Independent monitoring/next steps
Better solutions to problems are likely to result if more ideas and information can be generated and more different perspectives gathered to start with. The Government has actively engaged in this way in disability issues as part of implementing the UN Convention.
This year, 2010, saw four significant reports on the status of disabled people released.
- Deaf Aotearoa's Deaf Way report in February 2010. This report presented recommendations on increasing access by Deaf people to government services and support.
- The Cost of Disability research report, produced by the Disability Resource Centre Auckland with the participation of the Centre for Health Services Research and Policy at the University of Auckland in August 2010.
- The Human Rights Commission included a chapter on disabled people in its report on Human Rights in New Zealand 2010 in December 2010.

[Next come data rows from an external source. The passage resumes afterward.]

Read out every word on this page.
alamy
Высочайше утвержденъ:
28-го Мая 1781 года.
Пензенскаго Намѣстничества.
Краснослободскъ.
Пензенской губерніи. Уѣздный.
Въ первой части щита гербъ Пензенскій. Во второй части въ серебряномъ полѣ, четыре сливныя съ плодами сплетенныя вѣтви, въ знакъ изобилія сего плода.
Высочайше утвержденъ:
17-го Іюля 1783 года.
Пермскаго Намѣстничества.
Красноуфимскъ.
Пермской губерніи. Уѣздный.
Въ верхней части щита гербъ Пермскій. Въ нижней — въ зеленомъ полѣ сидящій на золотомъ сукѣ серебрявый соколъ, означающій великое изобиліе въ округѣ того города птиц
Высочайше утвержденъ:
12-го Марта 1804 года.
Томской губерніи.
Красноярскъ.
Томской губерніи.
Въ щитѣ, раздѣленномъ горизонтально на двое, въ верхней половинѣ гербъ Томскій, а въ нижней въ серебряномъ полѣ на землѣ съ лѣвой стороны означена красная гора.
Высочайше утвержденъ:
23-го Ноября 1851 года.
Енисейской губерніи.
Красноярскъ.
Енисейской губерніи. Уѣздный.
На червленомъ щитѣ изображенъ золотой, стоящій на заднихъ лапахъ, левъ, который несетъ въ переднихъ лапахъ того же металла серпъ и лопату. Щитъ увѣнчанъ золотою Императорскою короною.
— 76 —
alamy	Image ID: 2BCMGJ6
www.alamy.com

- The Convention Coalition reported on its programme to monitor disabled people's individual experiences of rights, Disability Rights in Aotearoa New Zealand 2010, in December 2010.
Each of these reports provides information and perspectives that help us to understand the situation of disabled people.
Also of relevance is the annual reporting by the Human Rights Commission, the Ombudsmen and the other national preventative mechanisms under the Optional Protocol to the UN Convention against Torture and Other Cruel, Inhuman or Degrading Treatment or Punishment.
These reports, and other advocacy by the disability sector, is useful for government agencies when looking at their work priorities and responsiveness to disabled people.
In the future, this annual report on progress will monitor and highlight implementation of the Disability Action Plan. I also expect that government will need to have an ongoing involvement with the disability sector as the Disability Action Plan is implemented.
The next step in the reporting process on the UN Convention will be for the government to present the final report to the UN Committee on the Rights of Persons with Disabilities, sometime in 2011 or 2012. The UN Committee will ask questions about New Zealand's implementation and make recommendations, which the Government will need to respond to.
Next year, 2011, should see the ground work we have prepared begin to bear fruit, as we get further along the track to disabled people being able to experience real benefit in their lives.